We see 3 possible scenarios for tomorrow’s RBNZ #1 – the central bank cuts rates and remains dovish, which would be very negative for NZD, #2 RBNZ cuts but shifts to neutral, which would cause an initial spike lower in NZD followed by a quick recovery, or #3 RBNZ leaves rates unchanged but maintains their dovish bias, which would also be positive for the currency.

The euro rebounded today on the back of comments from Bundesbank head Weidmann who didn’t feel the recent easing was necessary. The OECD also said the outlook for the Eurozone economy is stable. Eurozone Q3 GDP numbers were unrevised at 0.3%. German trade numbers are scheduled for release tomorrow and despite softer industrial production numbers, euro weakness and a higher PMI manufacturing index should help boost trade activity.

We don’t talk about Japan often but its important to note that Japanese Q3 GDP numbers were revised up 0.3% from -0.2% which means the country did not technically fall into recession last quarter. The impact on the yen was limited but this validates the Bank of Japan’s reluctance to increase Quantitative Easing.

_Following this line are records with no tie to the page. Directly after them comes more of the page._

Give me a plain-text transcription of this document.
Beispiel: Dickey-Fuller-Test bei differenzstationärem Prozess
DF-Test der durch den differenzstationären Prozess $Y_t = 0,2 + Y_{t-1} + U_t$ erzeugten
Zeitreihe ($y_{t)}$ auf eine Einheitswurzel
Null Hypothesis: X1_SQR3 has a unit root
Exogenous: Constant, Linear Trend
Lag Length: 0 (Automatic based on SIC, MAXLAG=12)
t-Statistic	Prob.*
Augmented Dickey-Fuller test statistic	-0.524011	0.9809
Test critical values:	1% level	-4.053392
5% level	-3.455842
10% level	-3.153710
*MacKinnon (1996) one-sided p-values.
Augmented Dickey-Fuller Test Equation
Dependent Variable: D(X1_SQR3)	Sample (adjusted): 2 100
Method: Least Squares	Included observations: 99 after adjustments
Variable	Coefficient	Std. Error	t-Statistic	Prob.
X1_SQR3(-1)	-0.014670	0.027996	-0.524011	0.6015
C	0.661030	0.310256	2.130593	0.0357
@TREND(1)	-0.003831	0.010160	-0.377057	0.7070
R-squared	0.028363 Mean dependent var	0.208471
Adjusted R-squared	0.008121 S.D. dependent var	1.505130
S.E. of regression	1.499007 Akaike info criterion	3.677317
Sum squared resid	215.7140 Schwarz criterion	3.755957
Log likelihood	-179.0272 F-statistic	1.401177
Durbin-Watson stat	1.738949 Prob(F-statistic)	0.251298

Sterling traded lower against the euro and U.S. dollar on the back of mixed data. House prices declined unexpectedly according to Halifax’s latest report and manufacturing production declined but industrial production increased. The main focus this week for the British pound is the Bank of England meeting which now includes the minutes and while there have been improvements in the economy since the last meeting, chances are the decline in commodity prices will keep policymakers dovish.